Врач остановился, лицо его помрачнело, а серые глаза сверкнули гневом.
— Здесь господ нет! — резко сказал он, но тут же, смягчившись, продолжал: — Здесь все товарищи и должны со всеми обращаться одинаково.
— Кто это? — спросил Сусанов.
— Лопухин. Начмед. Романом Александровичем зовут, — ответил земляк.
Сусанову как будто бы стало легче от этого слова: товарищ. Впервые за два месяца мытарств — в Симферопольской тюрьме, на этапах, в скотном вагоне — это слово, произнесенное здесь негромко официальным лицом, пробуждало надежду.
Его оперировал хирург со странной фамилией Беда. Он извлек из ноги Сусанова осколок, и нога сразу стала подживать. Но тут одолевали вши. Они лезли в рот, в глаза, в уши. От нестерпимого зуда вновь стала кровоточить рана, и это было сущим наказанием. Он снова стал терять самообладание, казнить себя за то, что он — боец Красной Армии, защитник своей матушки-Родины — попал в плен, где ни за что ни про что умрет от голода.
Но однажды, в один холодный осенний день, когда Сусанов находился в состоянии безысходности, Роман Александрович, осмотрев рану, определил его дальнейшую судьбу.
— Надо работать, — сказал Лопухин. — Иначе не поднимешься.
Сусанов вначале испугался, подумав, что его хотят отправить в рабочий лагерь, но Лопухин сказал:
— Бери бинты и кипяти.
Каждый день Сусанов выбирался во двор, вынося из перевязочной гнойные, окровавленные бинты. Сначала кипятил их на костре возле блока, а потом отстирывал под краном в раковине. Мыла не было, помогала хлорная известь. Выстиранные и высохшие на ветру бинты свертывал рулончиками и в ящике приносил в перевязочную. Здесь после перевязок он убирался, мыл пол, часто встречался с Лопухиным. Слышал, как с ним советовались врачи. И однажды стал свидетелем такого разговора:
— Никакого закона, никакого права! — вырвалось у Щеглова.
— Неужели Красный Крест об этом не знает? — спросил Касько.
— Вы же знаете, где и у кого мы находимся, — негромко, но с внутренней силой произнес Иван Беда. — Отсюда есть только один выход…
И потому, как Лопухин посмотрел на этого врача, которого все звали «Бородой», Сусанов понял, что все они единомышленники.
А месяца полтора спустя Роман Александрович сказал:
— Поздравляю. Говорят, Орел освобожден.
Сусанов посмотрел на Лопухина как на самого дорогого и близкого человека. Орел! Город-то какой! Радость-то какая! Ведь в Орле он учился, а потом и сам в селе учил ребятишек. В Орле невеста осталась. Это ж такой родной город!
— До каких же пор ты думаешь сидеть здесь? — как-то раз неожиданно спросил Лопухин.
— Как до каких? — опешил Сусанов. — А куда же мне идти?
— Вот что, — тихо сказал Лопухин. — Сегодня ночью пойдешь с Антоном Востриковым на большую работу.
Вспомнил Сусанов, как долго тогда тянулось ночное время. От нетерпеливого ожидания он не смыкал глаз, и как бешено забилось сердце, когда Антон привел его в раздаточную и через люк он опустился под пол.

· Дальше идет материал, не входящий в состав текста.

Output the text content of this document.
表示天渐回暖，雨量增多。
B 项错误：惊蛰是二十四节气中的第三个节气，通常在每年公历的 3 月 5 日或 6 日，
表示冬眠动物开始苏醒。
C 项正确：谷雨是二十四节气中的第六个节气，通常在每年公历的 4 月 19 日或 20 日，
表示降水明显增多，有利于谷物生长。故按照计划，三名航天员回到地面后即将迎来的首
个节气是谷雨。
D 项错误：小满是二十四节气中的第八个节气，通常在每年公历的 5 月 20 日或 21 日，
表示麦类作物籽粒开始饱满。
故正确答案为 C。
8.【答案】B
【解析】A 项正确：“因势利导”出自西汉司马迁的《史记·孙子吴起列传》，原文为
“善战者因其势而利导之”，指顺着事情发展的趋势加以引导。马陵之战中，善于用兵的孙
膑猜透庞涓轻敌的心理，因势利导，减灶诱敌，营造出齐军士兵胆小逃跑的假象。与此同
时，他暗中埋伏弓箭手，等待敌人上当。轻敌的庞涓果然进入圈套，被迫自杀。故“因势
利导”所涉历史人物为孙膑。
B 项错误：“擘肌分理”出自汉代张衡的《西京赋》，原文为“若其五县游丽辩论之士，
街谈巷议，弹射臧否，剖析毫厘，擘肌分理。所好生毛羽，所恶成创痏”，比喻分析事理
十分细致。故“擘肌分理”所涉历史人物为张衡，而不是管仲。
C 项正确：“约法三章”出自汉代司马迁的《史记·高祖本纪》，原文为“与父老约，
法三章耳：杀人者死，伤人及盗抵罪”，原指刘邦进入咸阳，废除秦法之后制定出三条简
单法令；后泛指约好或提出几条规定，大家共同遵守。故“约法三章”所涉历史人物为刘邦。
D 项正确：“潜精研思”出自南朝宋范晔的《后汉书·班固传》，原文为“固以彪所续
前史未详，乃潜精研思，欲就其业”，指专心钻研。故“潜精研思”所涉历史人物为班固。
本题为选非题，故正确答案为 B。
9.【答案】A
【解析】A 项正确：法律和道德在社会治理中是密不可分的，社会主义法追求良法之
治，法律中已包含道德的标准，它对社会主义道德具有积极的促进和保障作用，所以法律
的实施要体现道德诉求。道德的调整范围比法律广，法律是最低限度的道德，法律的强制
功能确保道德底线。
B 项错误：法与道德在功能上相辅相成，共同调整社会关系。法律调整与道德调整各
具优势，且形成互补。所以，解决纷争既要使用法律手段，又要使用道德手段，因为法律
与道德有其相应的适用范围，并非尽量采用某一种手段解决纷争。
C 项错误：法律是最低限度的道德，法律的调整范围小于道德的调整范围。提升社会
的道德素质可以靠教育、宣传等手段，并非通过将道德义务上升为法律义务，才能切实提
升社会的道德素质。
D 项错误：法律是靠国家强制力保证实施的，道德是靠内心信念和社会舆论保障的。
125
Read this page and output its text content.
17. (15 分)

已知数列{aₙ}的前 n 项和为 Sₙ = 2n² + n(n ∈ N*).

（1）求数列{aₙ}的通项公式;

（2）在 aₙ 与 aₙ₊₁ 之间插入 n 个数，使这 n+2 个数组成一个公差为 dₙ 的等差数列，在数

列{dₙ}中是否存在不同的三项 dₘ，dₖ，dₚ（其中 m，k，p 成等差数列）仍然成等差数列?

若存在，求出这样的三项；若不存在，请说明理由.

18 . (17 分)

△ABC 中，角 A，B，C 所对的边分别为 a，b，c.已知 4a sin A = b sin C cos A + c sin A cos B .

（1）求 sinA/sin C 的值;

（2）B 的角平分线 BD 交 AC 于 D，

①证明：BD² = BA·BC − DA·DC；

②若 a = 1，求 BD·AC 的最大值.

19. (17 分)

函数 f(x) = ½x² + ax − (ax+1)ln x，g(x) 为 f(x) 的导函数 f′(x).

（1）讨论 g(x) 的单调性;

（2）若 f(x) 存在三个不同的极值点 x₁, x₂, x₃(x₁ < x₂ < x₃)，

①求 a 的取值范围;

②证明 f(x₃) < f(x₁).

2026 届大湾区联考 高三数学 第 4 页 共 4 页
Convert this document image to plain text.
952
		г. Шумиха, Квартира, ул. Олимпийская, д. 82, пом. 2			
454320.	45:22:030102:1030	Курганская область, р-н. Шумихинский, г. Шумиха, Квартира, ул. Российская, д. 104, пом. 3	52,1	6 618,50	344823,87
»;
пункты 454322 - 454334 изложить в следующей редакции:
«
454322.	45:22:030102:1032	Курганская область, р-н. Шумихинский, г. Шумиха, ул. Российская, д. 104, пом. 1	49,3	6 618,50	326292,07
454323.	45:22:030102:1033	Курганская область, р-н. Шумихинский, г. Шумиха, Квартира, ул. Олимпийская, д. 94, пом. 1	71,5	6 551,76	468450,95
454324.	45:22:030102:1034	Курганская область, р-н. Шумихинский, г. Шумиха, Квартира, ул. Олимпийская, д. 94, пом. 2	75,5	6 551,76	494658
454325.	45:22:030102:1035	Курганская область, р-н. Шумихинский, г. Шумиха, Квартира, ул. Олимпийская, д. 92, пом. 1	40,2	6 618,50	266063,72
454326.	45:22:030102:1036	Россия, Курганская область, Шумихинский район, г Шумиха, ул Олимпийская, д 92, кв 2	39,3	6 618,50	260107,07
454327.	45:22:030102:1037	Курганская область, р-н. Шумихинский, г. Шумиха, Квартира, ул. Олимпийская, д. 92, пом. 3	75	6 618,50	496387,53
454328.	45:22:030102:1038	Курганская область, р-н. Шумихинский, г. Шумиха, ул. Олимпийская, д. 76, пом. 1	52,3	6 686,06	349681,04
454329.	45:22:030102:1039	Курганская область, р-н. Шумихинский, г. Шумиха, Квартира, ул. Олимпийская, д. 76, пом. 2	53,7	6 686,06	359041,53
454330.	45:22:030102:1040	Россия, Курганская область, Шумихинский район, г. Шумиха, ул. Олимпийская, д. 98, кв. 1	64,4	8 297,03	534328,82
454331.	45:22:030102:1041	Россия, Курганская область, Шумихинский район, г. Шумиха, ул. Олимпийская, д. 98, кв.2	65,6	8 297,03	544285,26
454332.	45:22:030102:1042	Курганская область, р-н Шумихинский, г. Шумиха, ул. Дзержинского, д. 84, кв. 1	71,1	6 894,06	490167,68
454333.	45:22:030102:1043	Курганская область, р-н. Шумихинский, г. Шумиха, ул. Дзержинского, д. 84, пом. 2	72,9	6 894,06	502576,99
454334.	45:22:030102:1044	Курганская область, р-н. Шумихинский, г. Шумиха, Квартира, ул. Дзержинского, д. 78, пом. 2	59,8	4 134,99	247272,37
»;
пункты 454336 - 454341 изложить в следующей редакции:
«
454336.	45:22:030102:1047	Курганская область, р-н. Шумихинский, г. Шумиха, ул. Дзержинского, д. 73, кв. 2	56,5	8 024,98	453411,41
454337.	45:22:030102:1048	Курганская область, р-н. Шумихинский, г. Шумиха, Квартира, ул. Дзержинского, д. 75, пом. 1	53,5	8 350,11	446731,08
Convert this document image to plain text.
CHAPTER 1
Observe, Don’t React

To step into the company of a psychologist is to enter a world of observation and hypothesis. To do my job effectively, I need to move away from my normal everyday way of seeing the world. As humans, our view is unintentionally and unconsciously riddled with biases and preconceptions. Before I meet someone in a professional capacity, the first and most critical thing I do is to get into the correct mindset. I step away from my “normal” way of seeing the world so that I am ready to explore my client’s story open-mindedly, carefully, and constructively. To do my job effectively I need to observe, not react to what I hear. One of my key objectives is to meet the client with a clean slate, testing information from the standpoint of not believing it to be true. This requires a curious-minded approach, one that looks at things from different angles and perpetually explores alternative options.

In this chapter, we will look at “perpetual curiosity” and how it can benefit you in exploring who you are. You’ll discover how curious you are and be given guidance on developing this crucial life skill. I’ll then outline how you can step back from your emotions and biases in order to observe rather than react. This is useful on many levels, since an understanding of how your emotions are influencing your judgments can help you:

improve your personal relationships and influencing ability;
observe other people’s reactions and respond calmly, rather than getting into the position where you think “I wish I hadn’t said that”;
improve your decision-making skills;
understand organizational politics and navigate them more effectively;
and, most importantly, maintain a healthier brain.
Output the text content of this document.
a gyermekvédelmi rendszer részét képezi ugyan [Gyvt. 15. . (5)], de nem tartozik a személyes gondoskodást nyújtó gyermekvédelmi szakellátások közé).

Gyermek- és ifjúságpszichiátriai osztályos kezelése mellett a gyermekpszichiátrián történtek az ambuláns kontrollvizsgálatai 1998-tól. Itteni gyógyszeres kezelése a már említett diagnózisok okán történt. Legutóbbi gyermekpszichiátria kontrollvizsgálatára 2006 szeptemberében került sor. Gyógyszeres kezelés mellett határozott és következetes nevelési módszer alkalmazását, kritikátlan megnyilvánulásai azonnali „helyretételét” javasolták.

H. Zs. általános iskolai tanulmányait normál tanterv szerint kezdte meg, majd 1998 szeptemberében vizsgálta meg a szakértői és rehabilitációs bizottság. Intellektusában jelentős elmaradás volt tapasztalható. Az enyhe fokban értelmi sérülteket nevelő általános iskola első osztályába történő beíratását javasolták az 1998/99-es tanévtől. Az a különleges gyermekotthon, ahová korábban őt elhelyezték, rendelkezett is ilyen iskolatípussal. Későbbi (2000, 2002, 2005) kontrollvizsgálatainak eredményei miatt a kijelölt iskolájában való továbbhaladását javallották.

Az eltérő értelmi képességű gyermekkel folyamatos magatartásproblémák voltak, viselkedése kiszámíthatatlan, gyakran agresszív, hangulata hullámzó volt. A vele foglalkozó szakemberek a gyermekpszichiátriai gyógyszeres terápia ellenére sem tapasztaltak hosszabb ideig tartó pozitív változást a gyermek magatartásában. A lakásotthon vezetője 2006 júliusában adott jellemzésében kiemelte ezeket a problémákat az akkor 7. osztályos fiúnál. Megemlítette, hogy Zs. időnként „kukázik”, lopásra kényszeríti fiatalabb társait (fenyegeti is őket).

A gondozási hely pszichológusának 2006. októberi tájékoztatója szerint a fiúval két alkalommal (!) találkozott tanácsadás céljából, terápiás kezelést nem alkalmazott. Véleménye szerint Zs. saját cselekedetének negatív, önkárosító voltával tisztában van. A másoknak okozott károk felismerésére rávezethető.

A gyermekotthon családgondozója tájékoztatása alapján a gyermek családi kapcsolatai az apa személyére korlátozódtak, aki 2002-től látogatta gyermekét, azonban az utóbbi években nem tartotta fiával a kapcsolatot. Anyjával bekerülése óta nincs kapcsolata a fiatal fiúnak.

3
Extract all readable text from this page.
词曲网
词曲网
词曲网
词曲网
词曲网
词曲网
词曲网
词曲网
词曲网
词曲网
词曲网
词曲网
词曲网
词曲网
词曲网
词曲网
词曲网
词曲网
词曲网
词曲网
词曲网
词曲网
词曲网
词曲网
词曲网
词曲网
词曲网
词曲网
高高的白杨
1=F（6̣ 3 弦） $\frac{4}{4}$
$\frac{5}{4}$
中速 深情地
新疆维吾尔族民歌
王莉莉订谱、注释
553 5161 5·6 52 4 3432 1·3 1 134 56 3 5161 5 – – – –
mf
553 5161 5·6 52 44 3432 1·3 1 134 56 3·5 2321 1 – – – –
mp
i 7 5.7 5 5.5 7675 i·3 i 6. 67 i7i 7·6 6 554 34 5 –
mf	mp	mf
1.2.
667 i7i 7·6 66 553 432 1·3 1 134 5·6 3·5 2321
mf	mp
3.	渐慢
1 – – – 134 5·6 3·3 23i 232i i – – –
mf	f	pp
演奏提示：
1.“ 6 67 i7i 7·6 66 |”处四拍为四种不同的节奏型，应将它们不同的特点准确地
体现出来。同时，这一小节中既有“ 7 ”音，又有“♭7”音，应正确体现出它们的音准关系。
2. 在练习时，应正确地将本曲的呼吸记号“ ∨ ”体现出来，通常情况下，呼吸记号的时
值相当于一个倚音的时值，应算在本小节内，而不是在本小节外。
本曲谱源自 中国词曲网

— Примите новенького, — тихим голосом произнес Востриков.
— Какой же он новенький! — усмехнулся кто-то.
Мерцающий огонек лампадки едва осветил лицо Гриши Федорова, его прищуренные глаза и блеснувшие в улыбке зубы.
— Давай переодевайся и — за дело.
С каким удивлением разглядывал он стойки, отдушины и лодочки-волокуши. Даже укрепленный потолок вызывал у него радостное изумление: «Вот, оказывается, какой человек наш доктор Роман Александрович!»
С тех пор как Сусанов стал «строителем метро», он раза три в неделю по четыре-пять часов за ночную смену долбил, вырубая неподатливый грунт. Порой ему казалось, что их работа стоит на месте, но когда он вновь приходил в забой, то видел, что туннель все-таки продвигается. Но кто еще работает, спрашивать не полагалось…
И вот теперь, когда головная часть туннеля прокладывалась уже за колючей проволокой, так не хотелось верить в катастрофу.
Копает Петрунин траншею, кося глазом на конвоиров, нехотя, вполсилы заталкивает заступ в землю. Черенок у лопаты сухой, мозолей на ладонях нет, и спина не болит, но гнетет, одолевает Петрунина щемящее чувство вины за то, что он оказался здесь.
…В гросслазарет привезли его обгорелым. На сортировке назвался Петруниным. В каком бы корпусе ни находился, врачи, узнав, что он летчик, относились к нему с сочувствием и старались помочь чем только могли. С дизентерией его отправили во второй блок, и тут его окружили сердечным вниманием: промывали желудок раствором марганцовки, поили дубовым отваром, подкармливали сухарями. Помог физиологический раствор, который удалось приготовить Лопухину.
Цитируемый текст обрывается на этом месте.